Interesting And Fun Facts about St. Vincent And The Grenadines
- St. Vincent and the Grenadines were first found by the famous explorer Christopher Columbus in 1498.
- The first to colonize St. Vincent and the Grenadines were the French who came to the islands in 1719 and settled down as cultivators of coffee, sugar, tobacco, indigo and cotton.
- In 1763, St. Vincent and the Grenadines were handed over to the British only to be returned to French rule in 1779.
- The administration of St. Vincent and the Grenadines changed hands once more in 1783 when the Treaty of Versailles handed over St. Vincent and the Grenadines over to the British.
- The laborers brought in to serve on the plantations were brought in from Africa in the form of slaves who married among the local population to give birth to the Black Caribs.
- Friction between the British and the Black Caribs finally led to the revolt of 1795, which was led by Joseph Chatoyer, which resulted in the deportation of 5,000 Black Carib slaves to an island off the coast of Honduras.
- Slavery was officially abolished in 1834 and led to the entry of Portuguese immigrating to the Grenadines to fill up the shortage of labor.
- St. Vincent and the Grenadines was initially a part of the Federation of the West Indies from 1960 to 1962.
- When the federation failed, St. Vincent and the Grenadines became independent. Autonomy was granted to St. Vincent and the Grenadines in 1969.

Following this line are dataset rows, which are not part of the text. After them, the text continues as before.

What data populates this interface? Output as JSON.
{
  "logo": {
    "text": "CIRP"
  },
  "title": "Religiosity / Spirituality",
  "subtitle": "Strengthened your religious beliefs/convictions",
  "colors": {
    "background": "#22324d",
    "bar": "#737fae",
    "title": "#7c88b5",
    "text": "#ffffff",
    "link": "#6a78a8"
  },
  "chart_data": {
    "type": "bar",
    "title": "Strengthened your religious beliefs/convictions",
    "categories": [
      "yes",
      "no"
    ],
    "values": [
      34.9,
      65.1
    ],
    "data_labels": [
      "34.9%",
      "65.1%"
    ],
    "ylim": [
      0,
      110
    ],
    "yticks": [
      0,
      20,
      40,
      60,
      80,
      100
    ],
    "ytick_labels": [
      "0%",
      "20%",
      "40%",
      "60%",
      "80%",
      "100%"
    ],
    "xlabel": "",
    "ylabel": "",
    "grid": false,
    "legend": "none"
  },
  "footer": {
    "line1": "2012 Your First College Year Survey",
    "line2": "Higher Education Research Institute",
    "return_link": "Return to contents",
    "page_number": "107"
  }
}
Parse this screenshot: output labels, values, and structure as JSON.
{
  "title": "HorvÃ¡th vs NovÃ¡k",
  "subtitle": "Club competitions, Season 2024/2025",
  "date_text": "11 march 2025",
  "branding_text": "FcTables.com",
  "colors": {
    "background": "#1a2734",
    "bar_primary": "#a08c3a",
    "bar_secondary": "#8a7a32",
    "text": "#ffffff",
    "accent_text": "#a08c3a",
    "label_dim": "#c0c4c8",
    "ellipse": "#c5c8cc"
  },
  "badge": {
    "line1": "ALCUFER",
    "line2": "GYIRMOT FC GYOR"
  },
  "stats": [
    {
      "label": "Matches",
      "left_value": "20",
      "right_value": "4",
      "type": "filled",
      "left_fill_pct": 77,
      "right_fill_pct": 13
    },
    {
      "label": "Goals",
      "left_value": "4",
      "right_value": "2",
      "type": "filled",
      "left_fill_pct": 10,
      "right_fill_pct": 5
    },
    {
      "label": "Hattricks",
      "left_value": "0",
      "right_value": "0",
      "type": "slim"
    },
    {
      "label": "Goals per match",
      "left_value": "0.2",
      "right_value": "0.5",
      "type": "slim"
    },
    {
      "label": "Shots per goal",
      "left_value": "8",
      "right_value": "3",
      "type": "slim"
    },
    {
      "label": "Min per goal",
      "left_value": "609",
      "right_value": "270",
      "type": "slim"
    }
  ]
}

- St. Vincent and the Grenadines became officially independent on October 2, 1979 and adopted their constitution on the same day while choosing to follow a democratic form of government.
- The present economy of St. Vincent and the Grenadines depends heavily on tourism and agriculture with banana plantations accounting for nearly 50% of the exports. The same plantations also employ approximately 60% of the workforce.
- The tourism industry has won St. Vincent and the Grenadines the Best Sailing & Yachting Island of The Year award for the year 2009.
- Two of the popular local drinks found in St. Vincent and the Grenadines are Hairoun beer and Sunset rum.
- Hairoun is actually the original Amerindian name of St. Vincent and means ‘Land of the Blessed’.
- St. Vincent and the Grenadines is very popular for being a weddings and honeymoon paradise and has won the Best Honeymoon Island of The Year presented by Caribbean Travel World Awards in 2007 and again in 2008.
- The capital city of Kingstown is known to have at least 400 arches and is also referred to as the city of arches.
- The King’s Hill Reserve is considered as one of the oldest Forest Reserves in the west and established all the way back in 1791.
- All three parts of the movie ‘The Pirates of the Caribbean’ were shot in St. Vincent and the Grenadines.